I gained a lot of valuable experience in understanding robotic hardware and how to apply my mechanical knowledge in a robotics sense. One of the challenges I overcame was how, after completing my first design, I had found it was much too big and heavy. The size of the bipedal robot is a good bit smaller than the typical human. Additionally, the materials I was using were too heavy and expensive. To make matters worse, when I shrunk down the design and made it lighter, I realized that the linear actuators I had originally planned to use were now too big for the ankle. I solved these issues by opting for cutouts in the material, shrinking things down, and using rotary motors to control the ankle instead. I learned a valuable lesson in the intersection between design and real life constraints, and how important it is to understand the greater whole of the project if you're designing a smaller piece of it.
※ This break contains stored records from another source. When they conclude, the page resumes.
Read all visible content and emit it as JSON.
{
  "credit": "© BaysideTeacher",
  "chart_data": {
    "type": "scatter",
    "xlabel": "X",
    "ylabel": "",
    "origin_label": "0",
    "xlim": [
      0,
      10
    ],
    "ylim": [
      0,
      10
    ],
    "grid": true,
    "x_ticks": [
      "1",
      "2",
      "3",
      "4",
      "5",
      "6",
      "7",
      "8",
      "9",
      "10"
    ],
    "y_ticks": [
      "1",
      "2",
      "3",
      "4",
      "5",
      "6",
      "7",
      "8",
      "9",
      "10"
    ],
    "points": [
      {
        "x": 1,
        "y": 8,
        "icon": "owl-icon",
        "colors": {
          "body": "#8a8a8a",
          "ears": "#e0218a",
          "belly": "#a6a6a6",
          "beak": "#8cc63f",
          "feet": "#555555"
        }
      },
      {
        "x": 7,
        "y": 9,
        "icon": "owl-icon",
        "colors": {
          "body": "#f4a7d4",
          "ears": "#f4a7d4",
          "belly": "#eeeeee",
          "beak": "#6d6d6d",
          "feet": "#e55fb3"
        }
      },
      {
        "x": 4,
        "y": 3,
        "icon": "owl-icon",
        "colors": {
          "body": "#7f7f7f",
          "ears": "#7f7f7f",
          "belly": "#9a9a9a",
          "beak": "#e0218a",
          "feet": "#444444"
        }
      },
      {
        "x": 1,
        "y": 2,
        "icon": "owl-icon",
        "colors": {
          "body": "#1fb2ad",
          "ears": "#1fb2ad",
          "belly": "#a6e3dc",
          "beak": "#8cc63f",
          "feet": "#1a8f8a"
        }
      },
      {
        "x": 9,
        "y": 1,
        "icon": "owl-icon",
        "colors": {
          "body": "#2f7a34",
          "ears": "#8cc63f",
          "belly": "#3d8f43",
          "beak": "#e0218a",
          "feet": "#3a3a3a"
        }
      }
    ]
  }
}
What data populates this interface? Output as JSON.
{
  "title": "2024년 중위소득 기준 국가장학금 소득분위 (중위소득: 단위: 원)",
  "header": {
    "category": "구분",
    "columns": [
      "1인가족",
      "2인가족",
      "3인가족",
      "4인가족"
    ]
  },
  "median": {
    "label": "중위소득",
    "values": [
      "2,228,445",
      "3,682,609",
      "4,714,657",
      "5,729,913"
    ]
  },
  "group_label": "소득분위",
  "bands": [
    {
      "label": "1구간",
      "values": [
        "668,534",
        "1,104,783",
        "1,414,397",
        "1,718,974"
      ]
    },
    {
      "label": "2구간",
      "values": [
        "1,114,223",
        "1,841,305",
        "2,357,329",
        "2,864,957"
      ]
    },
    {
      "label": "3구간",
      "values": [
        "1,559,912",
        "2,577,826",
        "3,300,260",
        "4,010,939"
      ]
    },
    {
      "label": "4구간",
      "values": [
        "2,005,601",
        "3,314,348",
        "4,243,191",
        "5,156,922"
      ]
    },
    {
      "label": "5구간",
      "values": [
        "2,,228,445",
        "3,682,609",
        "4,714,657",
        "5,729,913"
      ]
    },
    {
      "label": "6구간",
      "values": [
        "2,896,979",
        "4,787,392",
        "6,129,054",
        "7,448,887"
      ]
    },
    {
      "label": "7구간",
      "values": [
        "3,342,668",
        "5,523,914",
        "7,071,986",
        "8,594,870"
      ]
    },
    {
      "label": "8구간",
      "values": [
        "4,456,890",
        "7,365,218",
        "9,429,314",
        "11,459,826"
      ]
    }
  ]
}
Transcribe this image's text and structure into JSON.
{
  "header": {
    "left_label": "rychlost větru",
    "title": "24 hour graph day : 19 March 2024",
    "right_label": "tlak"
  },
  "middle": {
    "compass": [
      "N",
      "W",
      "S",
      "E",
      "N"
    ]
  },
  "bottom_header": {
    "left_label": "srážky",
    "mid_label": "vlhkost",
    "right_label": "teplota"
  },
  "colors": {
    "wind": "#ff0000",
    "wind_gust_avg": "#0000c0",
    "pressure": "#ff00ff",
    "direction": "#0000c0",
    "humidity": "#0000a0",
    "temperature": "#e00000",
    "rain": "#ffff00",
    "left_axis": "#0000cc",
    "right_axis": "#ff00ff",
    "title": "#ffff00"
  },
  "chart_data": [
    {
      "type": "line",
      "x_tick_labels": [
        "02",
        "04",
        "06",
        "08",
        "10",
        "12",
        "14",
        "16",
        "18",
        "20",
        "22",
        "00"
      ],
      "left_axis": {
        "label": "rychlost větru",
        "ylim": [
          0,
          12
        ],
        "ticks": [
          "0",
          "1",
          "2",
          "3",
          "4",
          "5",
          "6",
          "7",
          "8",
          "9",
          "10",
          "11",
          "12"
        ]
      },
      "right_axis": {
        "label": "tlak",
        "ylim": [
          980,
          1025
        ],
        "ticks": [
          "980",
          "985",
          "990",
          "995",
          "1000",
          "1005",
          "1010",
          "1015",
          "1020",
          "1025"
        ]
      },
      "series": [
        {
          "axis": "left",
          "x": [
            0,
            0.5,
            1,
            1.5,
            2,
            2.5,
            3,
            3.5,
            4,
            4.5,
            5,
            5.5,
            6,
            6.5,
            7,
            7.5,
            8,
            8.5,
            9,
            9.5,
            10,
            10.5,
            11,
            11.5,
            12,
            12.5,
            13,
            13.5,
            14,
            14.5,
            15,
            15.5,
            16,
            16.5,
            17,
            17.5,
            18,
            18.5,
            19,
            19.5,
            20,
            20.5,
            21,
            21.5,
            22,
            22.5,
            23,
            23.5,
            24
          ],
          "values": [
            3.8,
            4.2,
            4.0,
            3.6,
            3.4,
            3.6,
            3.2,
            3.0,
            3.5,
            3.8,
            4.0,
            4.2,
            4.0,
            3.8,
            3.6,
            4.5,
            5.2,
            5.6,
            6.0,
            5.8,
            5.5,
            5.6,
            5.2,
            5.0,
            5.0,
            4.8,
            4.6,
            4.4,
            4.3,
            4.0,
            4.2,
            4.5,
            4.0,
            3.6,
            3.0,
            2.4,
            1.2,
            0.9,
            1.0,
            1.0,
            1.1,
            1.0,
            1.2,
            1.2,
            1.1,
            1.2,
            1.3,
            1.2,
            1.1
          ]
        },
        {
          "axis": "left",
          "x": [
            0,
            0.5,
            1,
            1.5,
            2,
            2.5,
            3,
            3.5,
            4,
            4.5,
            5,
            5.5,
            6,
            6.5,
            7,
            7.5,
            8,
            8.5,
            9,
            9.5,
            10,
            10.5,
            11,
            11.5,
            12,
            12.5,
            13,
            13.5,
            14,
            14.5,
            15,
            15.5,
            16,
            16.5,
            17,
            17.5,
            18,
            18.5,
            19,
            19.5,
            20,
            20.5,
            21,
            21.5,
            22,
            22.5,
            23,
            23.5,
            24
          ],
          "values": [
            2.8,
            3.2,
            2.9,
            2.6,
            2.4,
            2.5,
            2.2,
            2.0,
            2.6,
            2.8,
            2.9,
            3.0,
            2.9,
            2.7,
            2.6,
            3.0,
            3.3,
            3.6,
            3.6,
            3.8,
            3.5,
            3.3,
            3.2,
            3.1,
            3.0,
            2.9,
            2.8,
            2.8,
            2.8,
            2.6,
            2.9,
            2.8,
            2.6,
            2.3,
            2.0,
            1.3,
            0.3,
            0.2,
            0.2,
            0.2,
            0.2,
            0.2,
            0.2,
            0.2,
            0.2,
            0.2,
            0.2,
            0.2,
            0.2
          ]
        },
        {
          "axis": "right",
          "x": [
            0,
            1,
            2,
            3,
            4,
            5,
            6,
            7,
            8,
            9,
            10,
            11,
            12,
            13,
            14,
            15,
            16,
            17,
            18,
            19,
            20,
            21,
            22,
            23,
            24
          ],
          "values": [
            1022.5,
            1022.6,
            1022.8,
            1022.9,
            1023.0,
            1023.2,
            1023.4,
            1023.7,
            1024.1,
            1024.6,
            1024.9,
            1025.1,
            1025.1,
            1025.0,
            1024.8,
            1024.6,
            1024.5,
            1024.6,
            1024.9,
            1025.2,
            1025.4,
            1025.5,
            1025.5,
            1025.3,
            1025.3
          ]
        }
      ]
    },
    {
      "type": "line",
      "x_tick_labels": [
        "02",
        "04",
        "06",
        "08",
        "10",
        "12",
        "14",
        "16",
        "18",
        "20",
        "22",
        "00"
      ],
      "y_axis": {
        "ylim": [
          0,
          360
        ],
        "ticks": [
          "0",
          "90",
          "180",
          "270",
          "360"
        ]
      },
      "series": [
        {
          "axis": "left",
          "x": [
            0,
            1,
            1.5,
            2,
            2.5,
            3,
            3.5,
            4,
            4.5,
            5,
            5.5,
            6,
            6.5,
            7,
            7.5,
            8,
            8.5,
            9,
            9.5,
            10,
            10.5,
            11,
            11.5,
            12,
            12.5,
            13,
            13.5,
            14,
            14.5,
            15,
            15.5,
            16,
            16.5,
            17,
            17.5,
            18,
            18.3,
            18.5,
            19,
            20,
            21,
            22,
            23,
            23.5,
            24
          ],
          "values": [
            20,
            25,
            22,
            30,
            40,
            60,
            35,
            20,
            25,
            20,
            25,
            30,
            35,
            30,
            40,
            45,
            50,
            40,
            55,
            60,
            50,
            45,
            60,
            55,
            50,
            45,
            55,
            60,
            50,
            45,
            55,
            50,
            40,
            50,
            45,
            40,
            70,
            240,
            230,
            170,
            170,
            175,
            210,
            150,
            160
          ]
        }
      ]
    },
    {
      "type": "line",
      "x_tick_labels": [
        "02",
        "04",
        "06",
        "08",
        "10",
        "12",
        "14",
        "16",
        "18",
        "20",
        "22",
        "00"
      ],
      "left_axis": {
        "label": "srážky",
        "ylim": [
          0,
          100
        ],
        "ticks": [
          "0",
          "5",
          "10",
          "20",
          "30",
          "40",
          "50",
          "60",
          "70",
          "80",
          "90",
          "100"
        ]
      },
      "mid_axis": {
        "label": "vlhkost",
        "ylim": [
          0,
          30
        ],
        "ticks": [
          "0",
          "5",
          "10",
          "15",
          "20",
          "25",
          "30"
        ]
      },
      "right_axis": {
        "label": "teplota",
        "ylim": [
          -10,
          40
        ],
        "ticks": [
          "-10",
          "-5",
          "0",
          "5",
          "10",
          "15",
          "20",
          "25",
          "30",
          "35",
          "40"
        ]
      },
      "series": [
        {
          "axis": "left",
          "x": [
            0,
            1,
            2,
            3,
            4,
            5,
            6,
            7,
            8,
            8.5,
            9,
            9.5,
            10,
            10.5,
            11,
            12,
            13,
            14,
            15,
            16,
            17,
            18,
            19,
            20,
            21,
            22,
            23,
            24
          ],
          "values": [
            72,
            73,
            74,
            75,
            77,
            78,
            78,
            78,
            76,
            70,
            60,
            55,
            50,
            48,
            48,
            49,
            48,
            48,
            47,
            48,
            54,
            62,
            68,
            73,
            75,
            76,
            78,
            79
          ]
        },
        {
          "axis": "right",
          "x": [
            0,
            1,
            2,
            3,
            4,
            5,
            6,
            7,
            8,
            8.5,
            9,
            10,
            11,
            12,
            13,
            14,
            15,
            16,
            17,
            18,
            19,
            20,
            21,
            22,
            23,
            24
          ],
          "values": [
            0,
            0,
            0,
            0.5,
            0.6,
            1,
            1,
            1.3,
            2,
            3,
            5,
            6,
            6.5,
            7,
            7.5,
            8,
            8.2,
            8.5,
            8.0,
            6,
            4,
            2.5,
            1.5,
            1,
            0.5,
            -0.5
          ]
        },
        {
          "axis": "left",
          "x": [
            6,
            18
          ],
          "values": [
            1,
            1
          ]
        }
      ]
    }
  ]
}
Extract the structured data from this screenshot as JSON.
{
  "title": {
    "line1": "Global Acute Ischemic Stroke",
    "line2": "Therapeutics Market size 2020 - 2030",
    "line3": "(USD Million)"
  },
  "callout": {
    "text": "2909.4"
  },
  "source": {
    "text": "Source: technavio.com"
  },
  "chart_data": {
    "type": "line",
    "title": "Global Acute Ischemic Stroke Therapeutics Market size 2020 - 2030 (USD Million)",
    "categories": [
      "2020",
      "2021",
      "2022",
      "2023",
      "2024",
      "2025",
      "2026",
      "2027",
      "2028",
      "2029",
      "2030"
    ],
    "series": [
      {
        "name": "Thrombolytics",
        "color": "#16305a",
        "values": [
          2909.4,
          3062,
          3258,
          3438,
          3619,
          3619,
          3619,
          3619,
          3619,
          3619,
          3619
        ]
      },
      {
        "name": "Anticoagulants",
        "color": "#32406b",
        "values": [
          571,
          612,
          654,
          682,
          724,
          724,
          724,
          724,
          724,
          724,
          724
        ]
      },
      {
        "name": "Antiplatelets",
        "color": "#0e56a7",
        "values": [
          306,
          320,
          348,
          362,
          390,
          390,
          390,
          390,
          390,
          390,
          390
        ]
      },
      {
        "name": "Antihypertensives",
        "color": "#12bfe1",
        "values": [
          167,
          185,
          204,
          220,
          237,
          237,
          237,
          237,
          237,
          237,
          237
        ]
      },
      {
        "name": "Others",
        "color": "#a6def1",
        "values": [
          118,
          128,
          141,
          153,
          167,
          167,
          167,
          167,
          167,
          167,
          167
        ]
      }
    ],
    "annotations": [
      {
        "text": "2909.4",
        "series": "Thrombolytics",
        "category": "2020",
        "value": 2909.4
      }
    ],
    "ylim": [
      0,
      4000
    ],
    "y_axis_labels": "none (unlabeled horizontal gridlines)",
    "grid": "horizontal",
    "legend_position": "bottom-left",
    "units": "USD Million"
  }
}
ME 14 Final Project (April - June 2023)
A Can-Crushing Replica of Wall-E
A several-week project with a team of five that focused on applying mechanical design and mechatronic skills. I was in charge of the electronics/mechatronics as well as designed much of the body. More about the work I did can be read in my submitted contribution statement.
Video Demonstration
Further Information
Taking on the task of electronic design, programming, and a large part of the mechanical design was certainly no easy feat. One of the biggest hardships we faced was when our initial design broke under the force of the crushing motor, essentially ripping the robot frame apart. We needed a stronger method to keep the walls together because the acrylic glue we had been using wasn't strong enough to hold up when the can would get crushed against the back wall. I came up with the idea to use L-Brackets around the entire frame, with the strongest and heaviest supporting the back wall. This proved to be a strong solution.
Another challenge encountered happened when the rack and pinion system ran into the back wall, causing kickback on the gear motor and breaking its mount. We redesigned a heavier and stronger mount. I also changed the motor code and how it bound to the remote controller we were using to be easier to control and have a slower rotation speed.
One of the more important habits/takeaways I had was the keeping of a design notebook. Keeping a log of all my activities and drawings helped when it came time to do the final report and is a habit I've kept through my two SURF projects as well. This was my first major mechanical design project and while wrought with difficulties, I learned a lot of fundamentals that I would use.